Senator Enzi believes in the sanctity of oaths. “When our country was founded,” the Wyoming Senator said, “oaths meant everything. A man’s word was his bond.” Enzi cited the oath of office taken by the President when he “raised his right hand and placed his hand on the Bible swearing to uphold and defend the Constitution and to faithfully execute the laws of the United States.”

Enzi said the oath committed the President to being the nation’s “chief law enforcement officer.” A president’s “actions which undermine this high duty,” include obstructing justice, which “strike(s) at the very heart of the rule of law.”

About that oath, Enzi offered, “The President’s oath forbids him to selectively decide whether to follow the laws based on a calculation of political expediency or determination of personal gain or loss. He is bound to follow the Constitution and the laws of our country in and out of season.” Enzi said, “violating this duty, the President’s actions displayed the tendencies of and unbridled monarch.”

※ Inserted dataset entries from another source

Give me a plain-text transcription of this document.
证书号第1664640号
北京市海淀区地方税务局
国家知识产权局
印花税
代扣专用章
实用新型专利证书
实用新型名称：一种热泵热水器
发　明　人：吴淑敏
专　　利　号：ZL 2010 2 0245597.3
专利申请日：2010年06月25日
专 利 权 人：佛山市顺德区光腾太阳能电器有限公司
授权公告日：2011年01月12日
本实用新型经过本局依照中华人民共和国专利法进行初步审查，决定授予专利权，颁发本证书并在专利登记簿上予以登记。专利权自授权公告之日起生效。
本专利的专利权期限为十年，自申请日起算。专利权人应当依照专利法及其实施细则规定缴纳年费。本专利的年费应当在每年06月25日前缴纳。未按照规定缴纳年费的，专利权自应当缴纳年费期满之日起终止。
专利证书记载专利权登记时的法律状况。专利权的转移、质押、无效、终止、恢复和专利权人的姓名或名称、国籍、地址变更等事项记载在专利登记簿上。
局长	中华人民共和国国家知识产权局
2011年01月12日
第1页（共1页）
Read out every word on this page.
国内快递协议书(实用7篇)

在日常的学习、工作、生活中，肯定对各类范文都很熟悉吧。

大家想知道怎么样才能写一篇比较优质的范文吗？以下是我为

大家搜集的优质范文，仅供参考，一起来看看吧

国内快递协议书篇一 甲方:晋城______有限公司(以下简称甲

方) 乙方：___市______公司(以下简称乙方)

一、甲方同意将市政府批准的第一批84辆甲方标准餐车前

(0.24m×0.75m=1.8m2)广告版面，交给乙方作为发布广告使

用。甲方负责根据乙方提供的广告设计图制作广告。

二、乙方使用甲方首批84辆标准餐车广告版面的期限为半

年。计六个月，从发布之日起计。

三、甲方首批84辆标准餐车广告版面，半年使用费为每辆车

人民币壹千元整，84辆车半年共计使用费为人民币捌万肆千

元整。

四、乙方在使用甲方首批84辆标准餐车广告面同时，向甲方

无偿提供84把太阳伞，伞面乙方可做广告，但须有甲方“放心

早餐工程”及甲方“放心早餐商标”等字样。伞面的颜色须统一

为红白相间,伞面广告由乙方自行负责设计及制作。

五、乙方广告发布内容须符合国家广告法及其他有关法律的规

For the Wyoming Republican, charges against the President were no less compelling because they involved a private sexual encounter. He noted the President “was so thorough in denying any relationship,” adding the President “told all of us he had done nothing wrong.” Enzi continued, “Do you think he will lie only about sex? This man sends our children into war. He has to be held to the highest standard.”

While some have suggest the President should not be removed when he is doing a good job with the nation’s economy, Enzi vigorously disagreed. “Job performance cannot be a defense for perjury or obstruction of justice or any other crime,” adding, “A corrupt president, by contrast, has the power to wreak havoc on the entire political order.”
Wyoming’s senior Senator lamented that when the country needed the truth, it got “spin” instead. The Senator called it “dizzy deception.”

What troubled Enzi perhaps the most was this question: “Are we a country with one set of standards for the rich, famous, or powerful?” Enzi wondered what we teach our children. “Do we tell them they have to follow the law until they become powerful enough, or clever enough, or rich enough to violate the law with impunity?”

The Senator urged colleagues to avoid partisanship. He cited approvingly what he called “the Spouse Test.” His wife had told him that if this had been a President of the other party, “I would have chained myself to the White House fence until he resigned.”

In the final analysis, Enzi found that, “Those who violate the rule of law for their own personal or political ends must not be allowed to remain in offices of public trust.”
Following such a detailed analysis of the law, the facts, and the Senate’s sacred duties, Wyoming’s Senator Mike Enzi decided his conscience demanded he vote to convict…President Bill Clinton.

The words quoted herein are those spoken by the Wyoming Senator on the floor of the Senate 20 years ago tomorrow. The question is, will he apply the same analysis to Donald Trump?

There are three elements in the case against Trump differing from those causes leading to Clinton’s impeachment. One, Clinton lied under oath. But, are not presidents always “under oath”? Second, the case against Trump appears to be considerably more damning. Third, like Enzi, Trump is a Republican.

For all the talk about “the spouse test,” and the importance of putting country ahead of Party, we all know the truth. It takes considerably more courage to vote against a President of one’s own party than one of the other. Trump’s fate will ultimately be determined by whether that courage can be summoned.